El argentino Javier Milei es otro de esos tipos poco recomendables aupados por los caprichos de la fortuna. Egocéntrico, extremista, escandaloso… Al leer que algunos ultraderechistas dicen que quisieran a alguien como él en España, no puedo evitar que me sacuda un escalofrío. Quiero demasiado a mi país para desearle semejante hecatombe. Tengo sobre mi mesa Milei. Una historia del presente, la reciente biografía que le ha dedicado el periodista Ernesto Tenembaum. Se trata de una radiografía solvente de un fenómeno mediático que ha conseguido llegar, a fuerza de excesos, hasta la Casa Rosada y presentarse a nivel mundial como un guerrero de las libertades y no como lo que realmente es: el Caballo de Troya de los liberticidas. 

Las contradicciones de Milei serían cómicas si no tuvieran consecuencias desastrosas. Quiere destruir el Estado, pero lo preside y cobra su sueldo de él. Si de verdad fuera coherente con sus principios, tendría que disolver Argentina. Por otro lado, sus análisis grotescos invitan a la hilaridad. Quiere convencernos de que no hay diferencia sustancial entre nazis, socialistas, comunistas, progresistas o nacionalistas, porque todos ellos estarían empeñados en el poder público controlara todos nuestros actos. La paranoia, propia de la teoría de la conspiración, se eleva a la categoría de principio político. 

Pero eso no es lo peor. Lo más devastador es la forma en que Milei hace de la maldad una ideología defendible. La justicia social, a sus ojos, no es más que injusticia. Fijémonos en que no dice que los medios de la izquierda sean ineficaces para llegar al de esa justicia, sino que es ésta, en sí misma, la que no resulta deseable. Uno, al leer sus desvaríos, piensa que tal vez su referente no es Hayek, ni Mises, sino la Bruja Avería: “¡Viva el mal, viva el capital!”. 

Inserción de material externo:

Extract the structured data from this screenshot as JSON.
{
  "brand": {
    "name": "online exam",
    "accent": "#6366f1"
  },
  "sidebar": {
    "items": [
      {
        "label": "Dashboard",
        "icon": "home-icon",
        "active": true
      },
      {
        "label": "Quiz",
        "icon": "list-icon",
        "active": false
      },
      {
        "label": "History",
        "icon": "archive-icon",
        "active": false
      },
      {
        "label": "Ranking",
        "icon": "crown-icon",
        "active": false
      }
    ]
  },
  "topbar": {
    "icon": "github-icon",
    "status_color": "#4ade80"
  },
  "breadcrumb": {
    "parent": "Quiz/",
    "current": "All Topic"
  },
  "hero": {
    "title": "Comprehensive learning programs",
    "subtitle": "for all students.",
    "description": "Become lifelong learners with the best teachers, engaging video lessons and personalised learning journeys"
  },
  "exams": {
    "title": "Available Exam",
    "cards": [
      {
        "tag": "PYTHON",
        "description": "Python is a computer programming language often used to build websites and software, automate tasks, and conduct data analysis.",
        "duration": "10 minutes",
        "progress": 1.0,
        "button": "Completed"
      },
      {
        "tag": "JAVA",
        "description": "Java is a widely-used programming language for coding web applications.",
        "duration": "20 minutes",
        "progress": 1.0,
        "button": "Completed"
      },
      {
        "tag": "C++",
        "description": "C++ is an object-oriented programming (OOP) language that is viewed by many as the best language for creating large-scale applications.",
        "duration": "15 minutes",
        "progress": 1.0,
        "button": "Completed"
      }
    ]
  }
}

Milei no es un liberal sino todo lo contrario. Liberal, en su sentido clásico, alude al valor de la tolerancia. El presidente argentino, por ejemplo, ha demostrado de sobras su peligrosa tendencia al abuso de poder y al exabrupto contra cualquier disidencia por mínima que sea. En cuanto comparó la homosexualidad con enamorarse de un elefante debieron saltar, de inmediato, todas las alertas. Sin embargo, sus partidarios, solo lo juzgaban con un criterio: el económico, por llamarlo, con más precisión, economicista. Llama la atención la admiración de conservadores de todo el mundo, ciegos ante el hecho de que, propiamente hablando, nuestro hombre es un revolucionario. De derechas, pero revolucionario. No quiere garantizar el statu quo sino destruirlo para dejar paso a su particular utopía empresarial en la que ya no cuenta el acceso de los más pobres a derechos como la sanidad y la vivienda. 

¿Milei un héroe de la libertad? Para eso tendría que venerar la tradición de 1789 en lugar de ciscarse en ella. Su impostura, compartida por tantos otros neoliberales, consiste en separar lo que nunca debería ser separado: la libertad iría por un lado y la igualdad y la fraternidad por otro. Serían incompatibles. Pero no. Como la Trinidad católica, son solo tres vertientes de una misma sustancia, la de la emancipación. 

Si alguien compara al Estado con un pedófilo en un jardín de infancia, la higiene mental más básica aconseja no tomárselo en serio. Una comparación de una zafiedad tan indiscutible debería descalificar, ipso facto, todo lo que su emisor pueda decir. Lord Chesterfield dijo en el siglo XVIII, con toda razón, que el estilo es el ropaje del pensamiento. Cuando se nos dicen las cosas de un modo tan tosco y brutal, ¿merece la pena concederles un espacio para la reflexión? Vivimos en un mundo en el que todo favorece la violencia verbal y la falta de matices. Negarse a entrar en ese juego ya es algo, per se, subversivo. Tal vez, si empezáramos con la estética, nos sería más fácil pasar a la ética y rebelarnos contra tanto payaso que acapara titulares. Milei quiere ser el emperador. Entre todos tenemos que decirle que está desnudo.